Mevduat Piyasasında Stopaj Şoku: Yatırımcı Kaybederken Bankalar Faizleri Geri Çekti

Kısa vadeli standart TL mevduata uygulanan stopaj oranlarının Cumhurbaşkanı kararıyla 2,5 puan artırılması, mevduat yatırımcısı açısından tam bir hayal kırıklığı yarattı. Bu kararın hemen ertesi gününde bankaların mevduat faiz oranlarını düşürmesi ise yatırımcının vade sonu getirisindeki kayıpları daha da derinleştirdi. Böylece zaten yüksek enflasyon karşısında reel getirisi eriyen mevduat yatırımcısı, stopaj ve faiz darbesini aynı anda yaşamış oldu.

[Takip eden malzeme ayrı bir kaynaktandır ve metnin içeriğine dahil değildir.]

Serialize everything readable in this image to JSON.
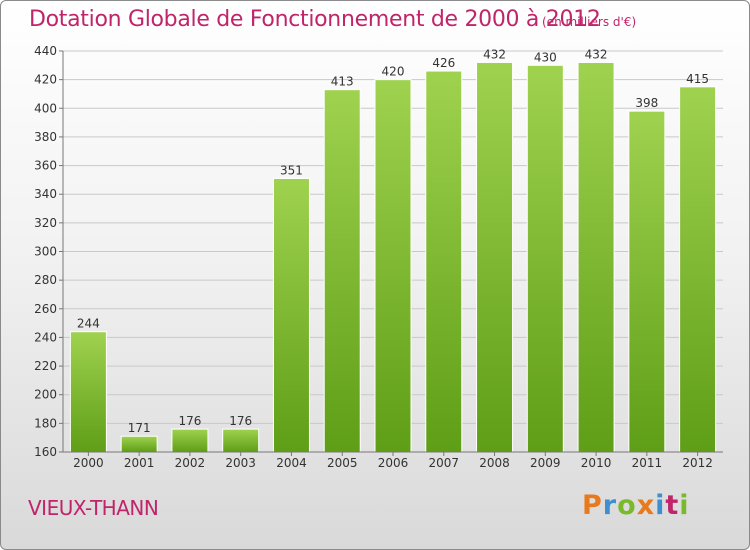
{
  "header": {
    "title": "Dotation Globale de Fonctionnement de 2000 à 2012",
    "subtitle": "(en milliers d'€)"
  },
  "commune": "VIEUX-THANN",
  "logo": {
    "text": "Proxiti",
    "letters": [
      {
        "ch": "P",
        "color": "#e8791c"
      },
      {
        "ch": "r",
        "color": "#3d8fd0"
      },
      {
        "ch": "o",
        "color": "#7ab92b"
      },
      {
        "ch": "x",
        "color": "#e8791c"
      },
      {
        "ch": "i",
        "color": "#3d8fd0"
      },
      {
        "ch": "t",
        "color": "#c0246a"
      },
      {
        "ch": "i",
        "color": "#7ab92b"
      }
    ]
  },
  "colors": {
    "accent": "#c0246a",
    "bar_top": "#9fd24f",
    "bar_bottom": "#5f9e17",
    "grid": "#c9c9c9",
    "text": "#333333"
  },
  "chart_data": {
    "type": "bar",
    "categories": [
      "2000",
      "2001",
      "2002",
      "2003",
      "2004",
      "2005",
      "2006",
      "2007",
      "2008",
      "2009",
      "2010",
      "2011",
      "2012"
    ],
    "values": [
      244,
      171,
      176,
      176,
      351,
      413,
      420,
      426,
      432,
      430,
      432,
      398,
      415
    ],
    "ylim": [
      160,
      440
    ],
    "yticks": [
      160,
      180,
      200,
      220,
      240,
      260,
      280,
      300,
      320,
      340,
      360,
      380,
      400,
      420,
      440
    ],
    "grid": true,
    "title": "Dotation Globale de Fonctionnement de 2000 à 2012",
    "xlabel": "",
    "ylabel": ""
  }
}
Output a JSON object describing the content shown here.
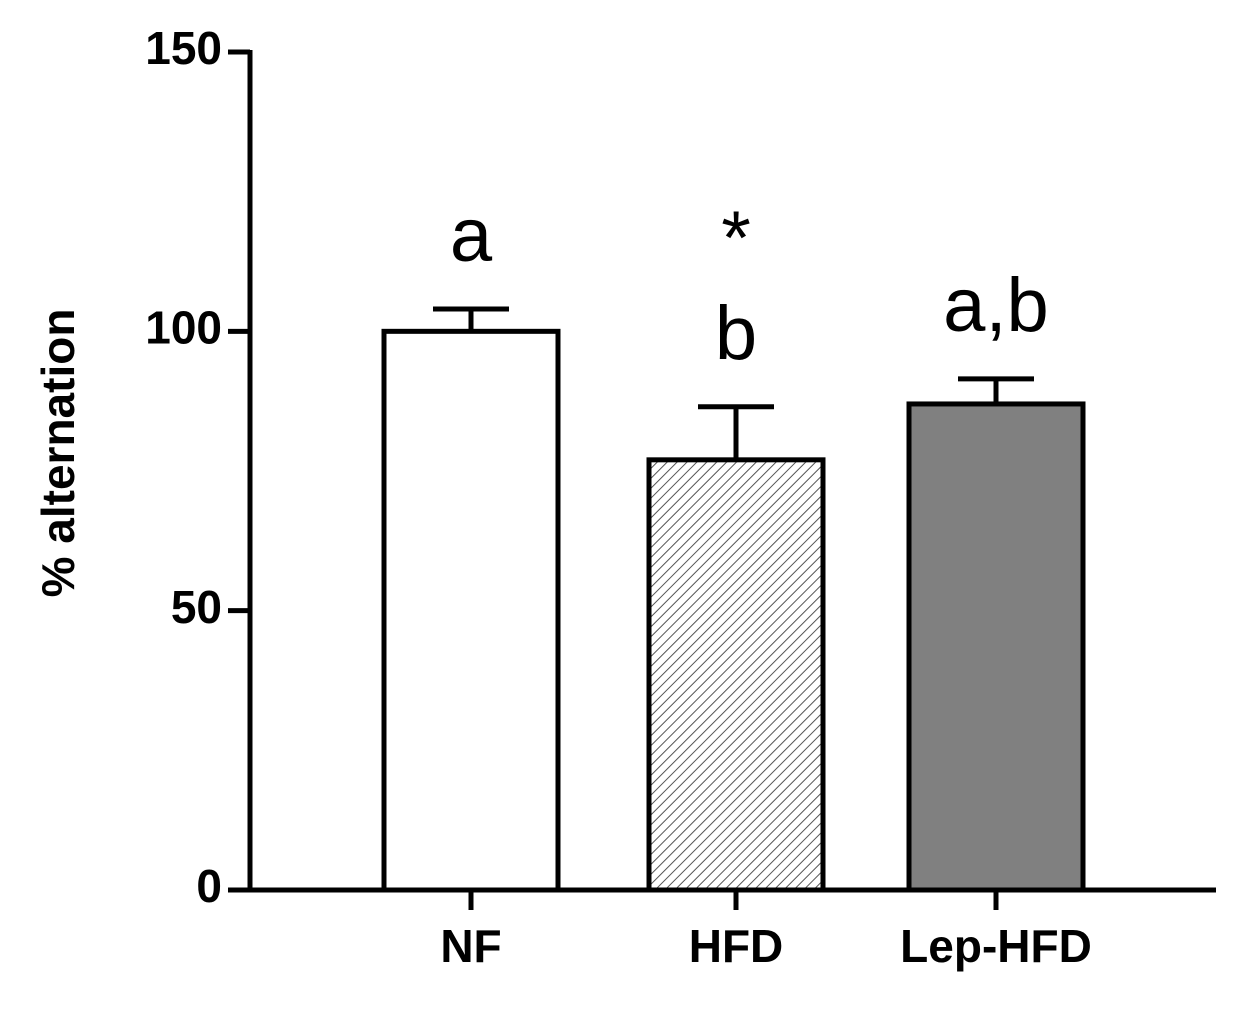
{
  "chart_data": {
    "type": "bar",
    "y_label": "% alternation",
    "categories": [
      "NF",
      "HFD",
      "Lep-HFD"
    ],
    "values": [
      100,
      77,
      87
    ],
    "errors": [
      4,
      9.5,
      4.5
    ],
    "colors": [
      "#ffffff",
      "#ffffff",
      "#808080"
    ],
    "hatched": [
      false,
      true,
      false
    ],
    "annotations": [
      [
        "a"
      ],
      [
        "*",
        "b"
      ],
      [
        "a,b"
      ]
    ],
    "ylim": [
      0,
      150
    ],
    "yticks": [
      0,
      50,
      100,
      150
    ],
    "grid": false
  }
}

6 aya kadar vadeli standart TL mevduatta stopaj oranı yüzde 15’ten yüzde 17,5’e yükseltilirken, bankacılık sektörü de bu gelişmeye paralel olarak mevduat faizlerini ortalama 50 baz puan indirdi. Örneğin bir gün önce yüzde 15 stopaj ve yüzde 47 faiz ile 32 gün vadeli mevduat yapabilen yatırımcı, karar sonrası aynı vadede yüzde 17,5 stopaj ve yüzde 46,5 faiz oranına razı olmak zorunda kaldı. Bu durumun somut etkisi ise vade sonu net getiride hemen hissedildi. 100 bin liralık standart TL mevduat yatırımında 32 günlük vade sonunda kayıp 139,2 lira, 46 günlük vade sonunda ise 186,7 lira olarak hesaplandı.

Dikkat çekici bir diğer detay ise bankacılık sektörünün bu stopaj artışının kendi bilançolarına doğrudan bir yük getirmemesine rağmen faiz indirimine gitmiş olması. Bankalar adeta stopaj artışını fırsat bilerek mevduat faizlerinde indirim yoluna gitti. 92 gün vadeli mevduat faiz oranları ise yüzde 45,5 seviyesinde sabit bırakıldı. Yani faiz indirimleri daha çok kısa vadeli mevduata yansıdı.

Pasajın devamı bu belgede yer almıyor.